The main labor force for the Southern colonies for much of the 17th century was not slaves but indentured servants. Indentured servants were mostly European men (and some women) who were looking for economic opportunities that eluded them in the Old World. They signed a contract with a farmer or other colonial employer that stipulated the employer would pay their passage over, have them work on their land or as a domestic servant, and then at the close of the contract, which was usually around seven years, grant the former servant “freedom dues” of food and clothes and, ideally, a plot of land. This was an appealing prospect, and thousands of British, Dutch, Scottish, and Irish immigrants came to the colonies under such a contract.

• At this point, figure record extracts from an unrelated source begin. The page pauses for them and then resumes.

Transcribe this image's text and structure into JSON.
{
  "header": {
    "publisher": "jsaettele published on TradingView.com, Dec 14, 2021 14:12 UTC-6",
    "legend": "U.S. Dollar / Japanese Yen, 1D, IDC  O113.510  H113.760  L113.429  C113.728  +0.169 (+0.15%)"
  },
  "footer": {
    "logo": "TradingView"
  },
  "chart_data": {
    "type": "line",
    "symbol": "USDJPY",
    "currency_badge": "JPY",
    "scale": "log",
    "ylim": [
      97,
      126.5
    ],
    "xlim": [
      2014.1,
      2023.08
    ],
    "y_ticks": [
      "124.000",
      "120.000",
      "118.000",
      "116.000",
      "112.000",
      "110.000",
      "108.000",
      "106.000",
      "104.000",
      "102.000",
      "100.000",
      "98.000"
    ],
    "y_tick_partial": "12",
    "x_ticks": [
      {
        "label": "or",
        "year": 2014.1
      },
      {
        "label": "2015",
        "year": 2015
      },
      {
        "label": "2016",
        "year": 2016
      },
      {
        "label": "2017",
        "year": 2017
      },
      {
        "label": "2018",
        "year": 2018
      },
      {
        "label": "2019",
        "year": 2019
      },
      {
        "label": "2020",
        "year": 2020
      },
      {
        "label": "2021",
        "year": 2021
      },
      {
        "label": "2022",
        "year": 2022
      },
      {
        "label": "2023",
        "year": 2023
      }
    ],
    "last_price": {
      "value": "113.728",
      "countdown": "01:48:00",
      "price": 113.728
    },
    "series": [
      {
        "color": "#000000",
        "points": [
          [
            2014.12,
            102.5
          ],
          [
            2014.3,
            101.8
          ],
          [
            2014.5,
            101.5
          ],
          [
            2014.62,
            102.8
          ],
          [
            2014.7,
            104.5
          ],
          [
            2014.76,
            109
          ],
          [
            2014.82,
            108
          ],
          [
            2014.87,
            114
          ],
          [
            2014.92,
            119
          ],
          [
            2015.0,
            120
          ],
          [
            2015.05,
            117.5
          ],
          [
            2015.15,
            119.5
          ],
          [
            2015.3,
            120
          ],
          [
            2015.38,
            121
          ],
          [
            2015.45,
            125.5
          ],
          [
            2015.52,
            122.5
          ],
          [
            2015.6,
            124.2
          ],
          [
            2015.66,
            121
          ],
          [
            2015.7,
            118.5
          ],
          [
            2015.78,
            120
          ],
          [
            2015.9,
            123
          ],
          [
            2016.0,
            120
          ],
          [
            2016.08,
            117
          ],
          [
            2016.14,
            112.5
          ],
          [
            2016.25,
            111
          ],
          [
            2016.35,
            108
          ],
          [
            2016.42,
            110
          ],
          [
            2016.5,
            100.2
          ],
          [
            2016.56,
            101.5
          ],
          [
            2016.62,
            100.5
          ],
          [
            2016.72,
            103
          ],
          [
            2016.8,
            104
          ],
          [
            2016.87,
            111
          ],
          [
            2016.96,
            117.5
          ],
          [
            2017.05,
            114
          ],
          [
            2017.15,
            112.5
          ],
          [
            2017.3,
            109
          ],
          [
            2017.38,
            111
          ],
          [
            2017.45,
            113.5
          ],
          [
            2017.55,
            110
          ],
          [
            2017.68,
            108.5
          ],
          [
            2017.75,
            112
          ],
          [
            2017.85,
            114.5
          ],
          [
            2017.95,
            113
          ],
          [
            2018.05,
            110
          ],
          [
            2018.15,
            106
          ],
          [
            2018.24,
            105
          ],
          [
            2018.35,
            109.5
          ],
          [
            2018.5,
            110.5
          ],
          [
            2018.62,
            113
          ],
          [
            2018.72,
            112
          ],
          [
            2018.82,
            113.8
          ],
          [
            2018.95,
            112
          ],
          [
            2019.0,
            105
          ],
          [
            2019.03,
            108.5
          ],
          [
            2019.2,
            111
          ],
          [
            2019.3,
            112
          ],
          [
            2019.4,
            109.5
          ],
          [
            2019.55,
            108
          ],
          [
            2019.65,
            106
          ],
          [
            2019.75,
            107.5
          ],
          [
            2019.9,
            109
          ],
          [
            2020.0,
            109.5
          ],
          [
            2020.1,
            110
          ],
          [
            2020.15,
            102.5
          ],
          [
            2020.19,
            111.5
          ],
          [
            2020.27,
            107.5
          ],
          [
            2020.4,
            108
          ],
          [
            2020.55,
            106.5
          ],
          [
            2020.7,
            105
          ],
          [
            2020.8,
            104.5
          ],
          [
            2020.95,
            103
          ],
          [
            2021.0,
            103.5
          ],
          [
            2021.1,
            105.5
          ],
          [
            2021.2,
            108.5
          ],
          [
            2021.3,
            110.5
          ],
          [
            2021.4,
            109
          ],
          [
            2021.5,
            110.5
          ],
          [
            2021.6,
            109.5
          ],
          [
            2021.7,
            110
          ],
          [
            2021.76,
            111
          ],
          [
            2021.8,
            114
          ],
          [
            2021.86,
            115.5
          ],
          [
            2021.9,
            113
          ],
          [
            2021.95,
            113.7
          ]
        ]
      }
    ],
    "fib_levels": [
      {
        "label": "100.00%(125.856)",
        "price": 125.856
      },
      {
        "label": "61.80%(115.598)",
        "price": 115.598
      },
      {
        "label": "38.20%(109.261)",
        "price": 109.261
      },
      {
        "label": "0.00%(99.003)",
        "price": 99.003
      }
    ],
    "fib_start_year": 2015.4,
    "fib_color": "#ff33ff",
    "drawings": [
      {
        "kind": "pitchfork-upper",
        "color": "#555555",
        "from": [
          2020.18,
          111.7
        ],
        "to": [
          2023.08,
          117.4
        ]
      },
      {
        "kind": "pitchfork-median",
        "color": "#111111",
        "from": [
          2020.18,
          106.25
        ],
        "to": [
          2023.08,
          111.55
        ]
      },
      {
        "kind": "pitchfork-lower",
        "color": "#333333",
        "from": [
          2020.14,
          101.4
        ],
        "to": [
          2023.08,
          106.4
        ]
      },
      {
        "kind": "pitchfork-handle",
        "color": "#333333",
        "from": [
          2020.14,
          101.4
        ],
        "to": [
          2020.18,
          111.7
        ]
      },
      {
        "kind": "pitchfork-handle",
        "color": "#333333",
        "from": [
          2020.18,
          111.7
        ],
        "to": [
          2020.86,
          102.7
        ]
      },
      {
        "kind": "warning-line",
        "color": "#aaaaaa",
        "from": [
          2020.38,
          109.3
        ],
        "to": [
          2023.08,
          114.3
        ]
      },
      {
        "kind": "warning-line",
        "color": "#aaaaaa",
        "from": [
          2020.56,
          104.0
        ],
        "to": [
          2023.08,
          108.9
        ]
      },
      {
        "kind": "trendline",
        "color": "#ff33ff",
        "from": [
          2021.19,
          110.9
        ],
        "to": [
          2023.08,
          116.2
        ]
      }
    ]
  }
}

Indentured servitude was not slavery, but it did have severe limitations on servants’ freedoms. Many indentured servants complained of poor treatment during their working years and then disappointing plots of land when the contract ended. As Europeans, they were entitled to some rights but chafed at the growing sense that they were languishing at the bottom of the social hierarchy. Bacon’s Rebellion was named for Nathanial Bacon, a prominent Virginian who was nonetheless not part of Governor Berkeley’s inner circle and who found it advantageous to stoke the flames of rebellion.

Virginia was wealthy from the tobacco trade, but that wealth was concentrated in the hands of the few. Poorer Virginians who did not own land had no voice in their colony’s governance, and chafed at the lack of rights even though they were technically Englishmen. Tensions rose even higher when Berkeley refused to clear out Native Americans on the borders of the colony, which would have made more land accessible to the landless men.

Bacon and Berkeley publicly clashed, and Bacon eventually led a ragtag militia into Jamestown, burning it down. After Bacon died of dysentery, the rebellion collapsed; 23 of Bacon’s compatriots were hanged. In the aftermath, wealthy white planters had to reckon with what the volatile white labor force underneath them could do, and gradually began phasing out indentured servitude. The presence of slaves in Bacon’s militia was also deeply disturbing to the elite, so not only did slavery increase as indentured servants vanished, stricter and harsher laws separating the races were also enacted throughout the Southern colonies.